Merck Acquires Cidara for $9.2B, Boosting Influenza Prevention Efforts

BREAKING NEWS: Merck & Co. has just announced a major acquisition, agreeing to buy Cidara Therapeutics for approximately $9.2 billion. This strategic move aims to enhance Merck’s antiviral pipeline with the promising Phase III drug CD388, specifically designed to prevent influenza in high-risk individuals.

Cidara’s lead candidate, CD388, utilizes a unique long-acting antiviral mechanism aimed at offering universal prevention against both seasonal and pandemic influenza strains A and B. Currently under investigation in the Phase III ANCHOR trial (NCT07159763), CD388 is targeting adults and adolescents at elevated risk for influenza complications.

Robert M. Davis, Merck’s chairman and CEO, expressed confidence in the acquisition: “We intend to build on the Cidara team’s remarkable progress and are confident that CD388 has the potential to be another important driver of growth through the next decade.” This acquisition follows Cidara’s recent success in its Phase IIb NAVIGATE trial, which reported a 76.1% prevention efficacy against symptomatic influenza in participants receiving the highest dose.

The NAVIGATE trial demonstrated compelling results, with participants receiving a single dose of CD388 showing significant effectiveness over a period of 24 weeks. Importantly, this new development comes at a time when Merck is actively seeking to replenish its portfolio, as several blockbuster drugs face impending patent expirations.

Cidara has also been awarded up to $339.2 million from the Biomedical Advanced Research and Development Authority (BARDA) to support CD388’s manufacturing in the U.S. This funding, along with CD388’s FDA Breakthrough Therapy and Fast Track designations, positions the drug for rapid advancement in the market.

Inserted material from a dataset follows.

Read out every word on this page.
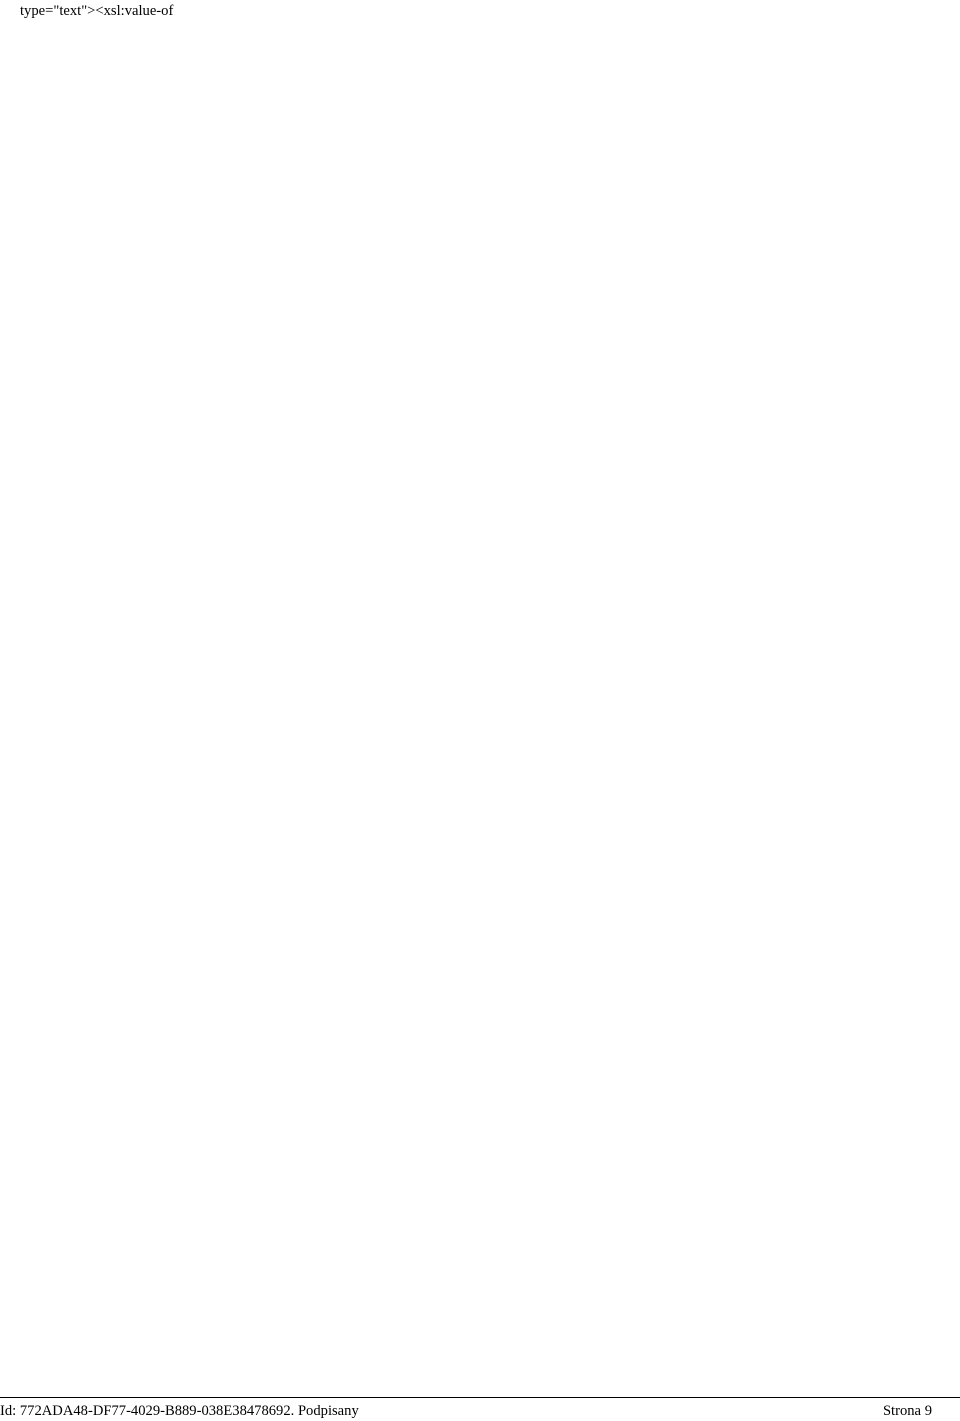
type="text"><xsl:value-of

Id: 772ADA48-DF77-4029-B889-038E38478692. Podpisany	Strona 9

Enrollment for the ANCHOR trial, which aims to include 6,000 participants, is currently underway at 150 sites across the U.S. and the U.K. The first participants were dosed in September, with an anticipated interim analysis set for the first quarter of 2026 to assess the need for additional enrollment.

Merck’s acquisition of Cidara not only expands its respiratory portfolio but also serves as a critical step in recouping revenues from its aging blockbuster drugs, including Keytruda® and Gardasil®, which are on the brink of losing patent protection. Investors reacted positively to the news, with Cidara’s shares surging over 105% following the announcement, closing at $217.71.

Through its subsidiary, Merck plans to acquire all outstanding shares of Cidara at $221.50 per share, representing a significant 109% premium to Cidara’s previous closing price. Both boards have approved the deal, which is expected to finalize in the first quarter of 2026, pending regulatory reviews.

Jeffrey Stein, Cidara’s president and CEO, emphasized the significance of the merger, stating, “This milestone represents a transformational moment for Cidara and for our mission to redefine influenza prevention.”